Le Secret de l'enclos du Temple
séparées.
Cette fois-ci, ce fut Aubray qui posa les questions. Gaston n'apprit rien qu'il ne sût déjà. La femme de Campi assura ne rien savoir du massacre. Elle jura avoir juste attendu les deux hommes pour les aider à porter leur butin. En vérité, reconnut plus tard Dufresne, il avait voulu qu'elle soit là car il craignait d'être arrêté par le guet. Elle pouvait dissimuler le produit du vol sous sa robe et les archers du guet ne suspecteraient pas une femme avec son mari.
Sur une question de Gaston, elle reconnut en outre que Dufresne était son amant et qu'il allait faire annuler son mariage.

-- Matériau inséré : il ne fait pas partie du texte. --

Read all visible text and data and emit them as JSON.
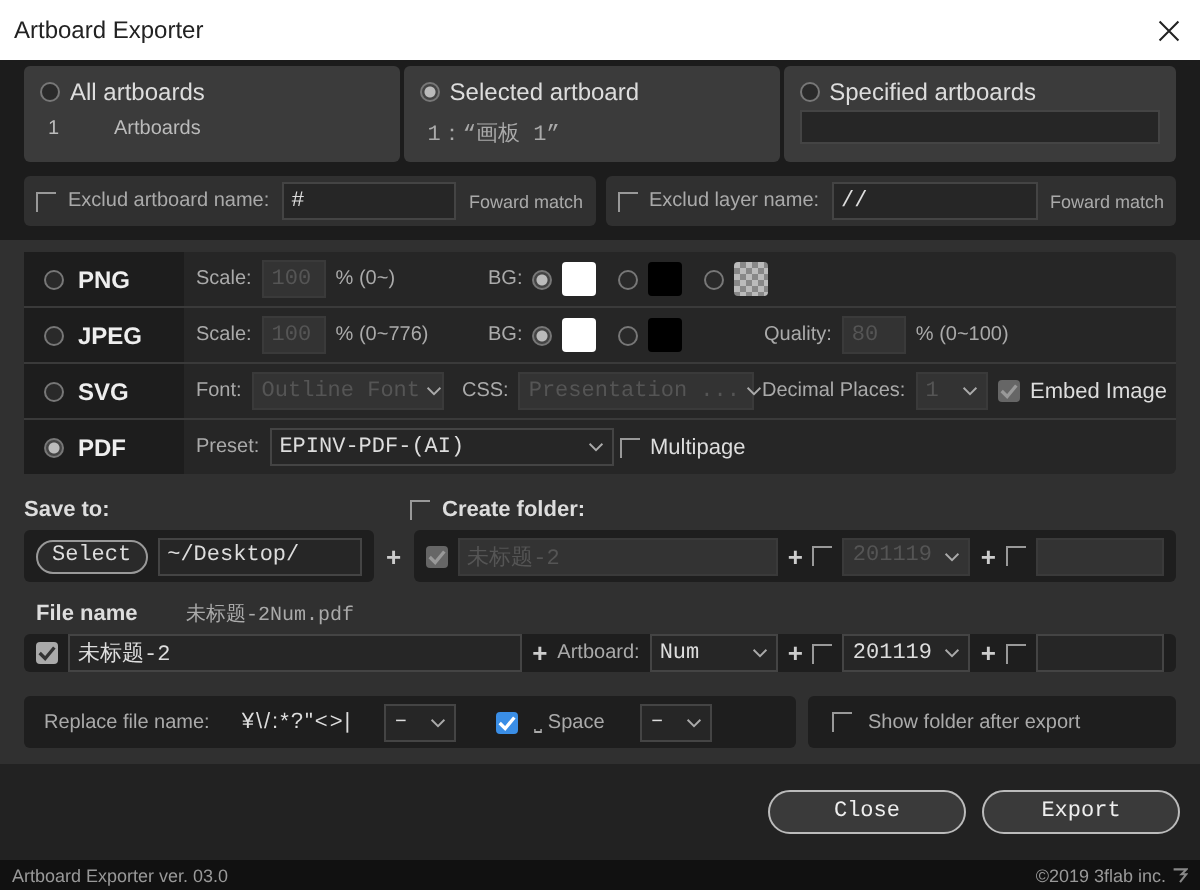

Sous la menace de la question, elle avoua aussi l'avoir aidé une fois à dévaliser un marchand dans le bois de Vincennes en faisant arrêter sa monture.
85 Fer creux dans lequel on introduisait des braises pour repasser les vêtements.
86 Un peu moins de 4 kilogrammes.
87 L'échelle patibulaire du Temple était un pilori servant à exposer les criminels condamnés par la justice du Temple.
88 Les chirurgiens étaient dits de robe longue. Les robes courtes étaient les barbiers.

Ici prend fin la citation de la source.